“To live on is impossible,” he thought, “for that would mean the entire effacement of the past. I should have to begin a new life, to become quite a different man, and that I cannot do!”

His head fell forward on the table, and in the weird, flickering candlelight he lay there, motionless.

CHAPTER XXXII.

On that same evening Sanine went to see Soloveitchik. The little Jew was sitting alone on the steps of his house, gazing at the bare, deserted space in front of it where several disused pathways crossed the withered grass. Depressing indeed was the sight of the vacant sheds, with their huge, rusty locks, and of the black windows of the mill. The whole scene spoke mournfully of life and activity that long had ceased.

Sanine instantly noticed the changed expression of Soloveitchik’s face.
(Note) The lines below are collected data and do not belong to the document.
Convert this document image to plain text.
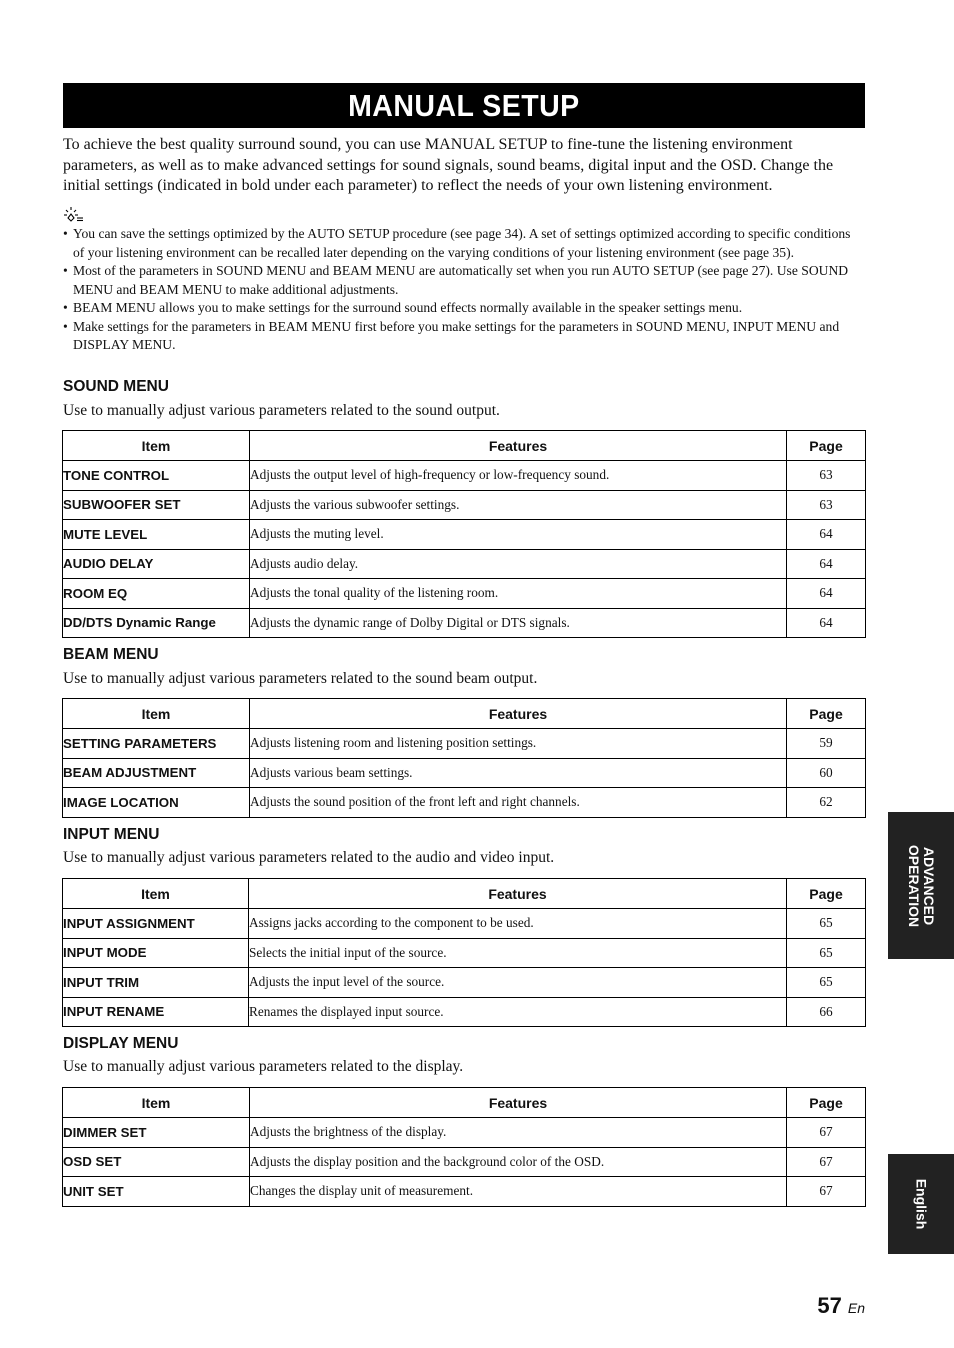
MANUAL SETUP

To achieve the best quality surround sound, you can use MANUAL SETUP to fine-tune the listening environment parameters, as well as to make advanced settings for sound signals, sound beams, digital input and the OSD. Change the initial settings (indicated in bold under each parameter) to reflect the needs of your own listening environment.

• You can save the settings optimized by the AUTO SETUP procedure (see page 34). A set of settings optimized according to specific conditions of your listening environment can be recalled later depending on the varying conditions of your listening environment (see page 35).
• Most of the parameters in SOUND MENU and BEAM MENU are automatically set when you run AUTO SETUP (see page 27). Use SOUND MENU and BEAM MENU to make additional adjustments.
• BEAM MENU allows you to make settings for the surround sound effects normally available in the speaker settings menu.
• Make settings for the parameters in BEAM MENU first before you make settings for the parameters in SOUND MENU, INPUT MENU and DISPLAY MENU.
SOUND MENU

Use to manually adjust various parameters related to the sound output.

Item	Features	Page
TONE CONTROL	Adjusts the output level of high-frequency or low-frequency sound.	63
SUBWOOFER SET	Adjusts the various subwoofer settings.	63
MUTE LEVEL	Adjusts the muting level.	64
AUDIO DELAY	Adjusts audio delay.	64
ROOM EQ	Adjusts the tonal quality of the listening room.	64
DD/DTS Dynamic Range	Adjusts the dynamic range of Dolby Digital or DTS signals.	64
BEAM MENU

Use to manually adjust various parameters related to the sound beam output.

Item	Features	Page
SETTING PARAMETERS	Adjusts listening room and listening position settings.	59
BEAM ADJUSTMENT	Adjusts various beam settings.	60
IMAGE LOCATION	Adjusts the sound position of the front left and right channels.	62
INPUT MENU

Use to manually adjust various parameters related to the audio and video input.

Item	Features	Page
INPUT ASSIGNMENT	Assigns jacks according to the component to be used.	65
INPUT MODE	Selects the initial input of the source.	65
INPUT TRIM	Adjusts the input level of the source.	65
INPUT RENAME	Renames the displayed input source.	66
DISPLAY MENU

Use to manually adjust various parameters related to the display.

Item	Features	Page
DIMMER SET	Adjusts the brightness of the display.	67
OSD SET	Adjusts the display position and the background color of the OSD.	67
UNIT SET	Changes the display unit of measurement.	67
ADVANCED
OPERATION
English
57 En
He no longer smiled, but seemed anxious and worried. His dark eyes had a questioning look.

“Ah! good evening,” he said, as in apathetic fashion he took the other’s hand. Then he continued gazing at the calm evening sky, against which the black roofs of the sheds stood out in ever sharper relief.

Sanine sat down on the opposite side of the steps, lighted a cigarette, and silently watched Soloveitchik, whose strange demeanour interested him.

“What do you do with yourself here?” he asked, after a while.

Languidly the other turned to him his large, sad eyes.

“I just live here, that’s all. When the mill was at work, I used to be in the office. But now it’s closed, and everybody’s gone away except myself.”